SilencerCo has announced the release of the new integrally suppressed Maxim 50 muzzleloader, which hunters and shooters in most states will be able to purchase without regulation—meaning no tax stamp, no photographs and no fingerprinting. It will be available for shipping direct from SilencerCo, with a few exceptions that are detailed on the SilencerCo website.
SilencerCo went to great lengths to make the Maxim 50 available without regulation. Residents in the 42 states that allow civilians to possess suppressors have to pay a $200 tax, fill out the appropriate paperwork, send in photos, submit to fingerprinting in order to be cleared for ownership—often after months of waiting for federal officials to approve an application. A keen interpretation of the law is what keeps the Maxim 50 from being regulated in the same manner.
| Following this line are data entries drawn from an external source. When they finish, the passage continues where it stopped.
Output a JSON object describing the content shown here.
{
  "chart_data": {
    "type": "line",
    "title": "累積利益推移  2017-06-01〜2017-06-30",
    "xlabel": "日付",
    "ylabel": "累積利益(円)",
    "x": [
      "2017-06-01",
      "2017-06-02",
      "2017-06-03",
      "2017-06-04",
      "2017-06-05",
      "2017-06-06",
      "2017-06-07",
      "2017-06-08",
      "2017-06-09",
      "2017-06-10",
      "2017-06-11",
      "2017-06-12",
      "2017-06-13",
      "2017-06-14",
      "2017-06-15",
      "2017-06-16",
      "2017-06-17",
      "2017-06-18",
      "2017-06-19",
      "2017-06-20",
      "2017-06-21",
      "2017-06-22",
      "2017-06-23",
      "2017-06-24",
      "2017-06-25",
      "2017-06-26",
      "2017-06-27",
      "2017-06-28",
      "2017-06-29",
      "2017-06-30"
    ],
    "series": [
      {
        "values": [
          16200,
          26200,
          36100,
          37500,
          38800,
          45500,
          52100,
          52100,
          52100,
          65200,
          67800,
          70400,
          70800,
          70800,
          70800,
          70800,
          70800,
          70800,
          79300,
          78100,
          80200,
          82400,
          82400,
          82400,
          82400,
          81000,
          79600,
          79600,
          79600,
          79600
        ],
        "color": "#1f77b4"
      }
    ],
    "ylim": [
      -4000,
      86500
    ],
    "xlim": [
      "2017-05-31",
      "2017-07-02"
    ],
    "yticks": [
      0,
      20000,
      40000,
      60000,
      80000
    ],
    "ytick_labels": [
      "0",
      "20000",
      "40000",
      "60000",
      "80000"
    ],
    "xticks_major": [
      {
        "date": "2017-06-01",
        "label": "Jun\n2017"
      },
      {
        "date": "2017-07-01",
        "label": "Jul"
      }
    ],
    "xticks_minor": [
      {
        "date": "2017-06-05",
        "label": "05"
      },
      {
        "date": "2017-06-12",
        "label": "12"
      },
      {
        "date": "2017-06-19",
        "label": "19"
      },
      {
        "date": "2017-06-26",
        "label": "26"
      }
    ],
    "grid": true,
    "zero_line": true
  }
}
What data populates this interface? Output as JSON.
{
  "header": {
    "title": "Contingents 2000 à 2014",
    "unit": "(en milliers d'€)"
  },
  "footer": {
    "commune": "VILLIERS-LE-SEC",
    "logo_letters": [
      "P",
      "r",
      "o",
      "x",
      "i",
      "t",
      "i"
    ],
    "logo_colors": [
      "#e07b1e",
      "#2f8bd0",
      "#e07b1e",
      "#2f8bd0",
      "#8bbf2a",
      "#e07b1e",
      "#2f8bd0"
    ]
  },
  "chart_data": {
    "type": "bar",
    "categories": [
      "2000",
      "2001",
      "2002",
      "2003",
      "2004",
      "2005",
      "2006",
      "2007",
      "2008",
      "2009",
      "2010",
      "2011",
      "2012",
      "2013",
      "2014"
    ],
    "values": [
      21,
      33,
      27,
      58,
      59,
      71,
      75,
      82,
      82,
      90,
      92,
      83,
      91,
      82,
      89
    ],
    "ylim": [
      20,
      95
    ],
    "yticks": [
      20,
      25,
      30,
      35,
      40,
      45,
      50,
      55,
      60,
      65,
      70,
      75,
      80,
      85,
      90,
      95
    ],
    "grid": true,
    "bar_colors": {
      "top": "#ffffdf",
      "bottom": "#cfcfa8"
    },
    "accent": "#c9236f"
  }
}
According to the Bureau of Alcohol, Tobacco, Firearms and Explosive (BATFE), a silencer is defined as a "device for silencing, muffling or diminishing the report of a portable firearm." What that effectively means is that a silencer is only a silencer if it can be attached to a firearm. As hunters know, BATFE doesn't consider most muzzleloaders to be firearms. The Maxim 50 is built on the base of a Traditions Vortek Strikerfire Muzzleloader, meaning that the moderator that SilencerCo has permanently affixed to it is not legally defined as a silencer.
Long story short, SilencerCo had to dance around a lot of legalese, but found itself able to build a suppressed muzzleloader that will be legal, without paperwork, in most states.
“It took a lot of creativity to arrive at this solution,” said Josh Waldron, SilencerCo CEO and Co-Founder. “We have been working on this product for three years, with most of that time spent waiting on a determination from the Technology Branch of the BATFE as to how this product would be classified. As soon as we received official word that it wouldn’t be considered or regulated as a silencer, we got to work on bringing the Maxim 50 to customers across the country.”